The ancient city was near St. Louis, Missouri, and was the largest prehistoric settlement in the Americas north of Mexico.
Researchers at California State University have studied sediments from a nearby lake in Cahokia. They concluded a decrease in summer precipitation of about 1150 DA.
Among other things, they looked at fecal stanols, molecules found in cereals, peanuts and vegetable oils, which are eliminated in feces.
The greater the number of people who have lived and defecated there, the more stanols are evident in lake sediments, so that stanols can be used as population size and movement.
Cahokia was the largest and most influential urban settlement in Mississippian culture, which developed advanced societies in much of what is now the central and southeastern United States, beginning more than 1,000 years ago. before contact with Europe. Its population was at its peak in the 1200s, about 20,000 people would not be surpassed by any city in the United States before the end of the 18th century.

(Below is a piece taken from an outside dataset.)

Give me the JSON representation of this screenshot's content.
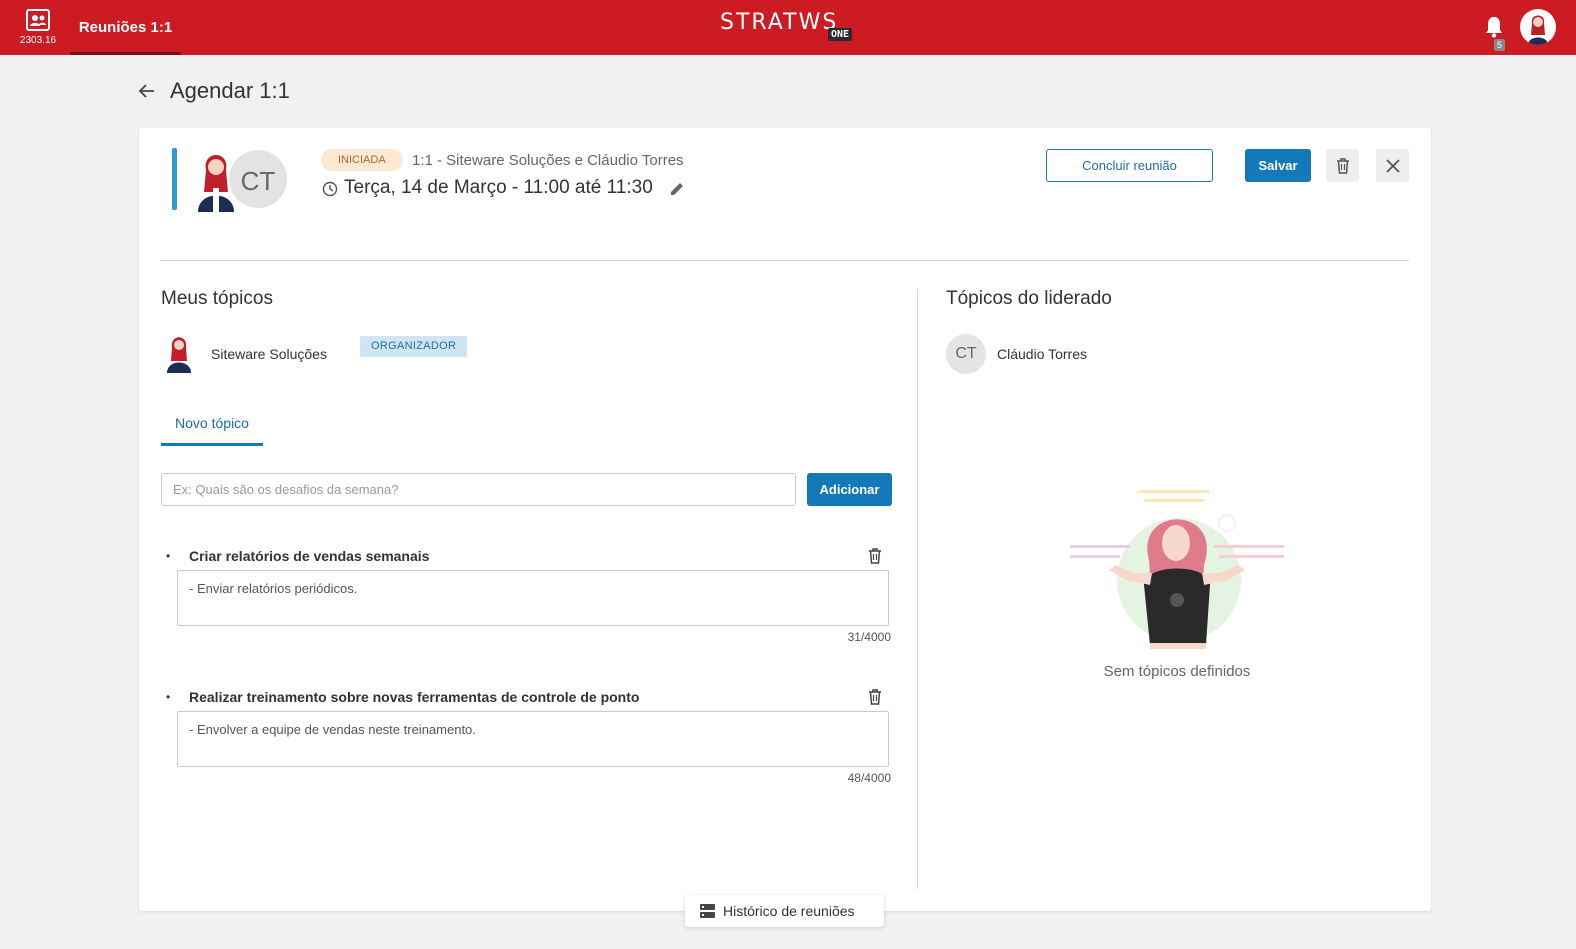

AJ White, lead author of the Wisconsin-Madison study, said, "The way to rebuild a population generally involves archaeological data, which are distinct from the data being studied by climatologists."
"Because the sediments of a lake accumulate in layers, they allow scientists to capture snapshots of time throughout the history of an area through sediment cores." .
"The deeper layers form earlier than the layers found above and all the material of a layer is about the same age."
Archaeologists know that around the year 900, the inhabitants of the region began to grow corn and their population exploded, as evidenced by the number and size of buildings and structures that have emerged in the region. .
Data from the study showed that summer precipitation probably decreased towards the beginning of the Cahokia decline.
This could have affected people's ability to grow their maize, a staple crop.
The latest changes are thought to have coincided with a major flooding of the Mississippi River around the same time.
Consecutive years of summer droughts followed by a major flood would have put great pressure on the colony's farming system and could explain why the city was suddenly abandoned.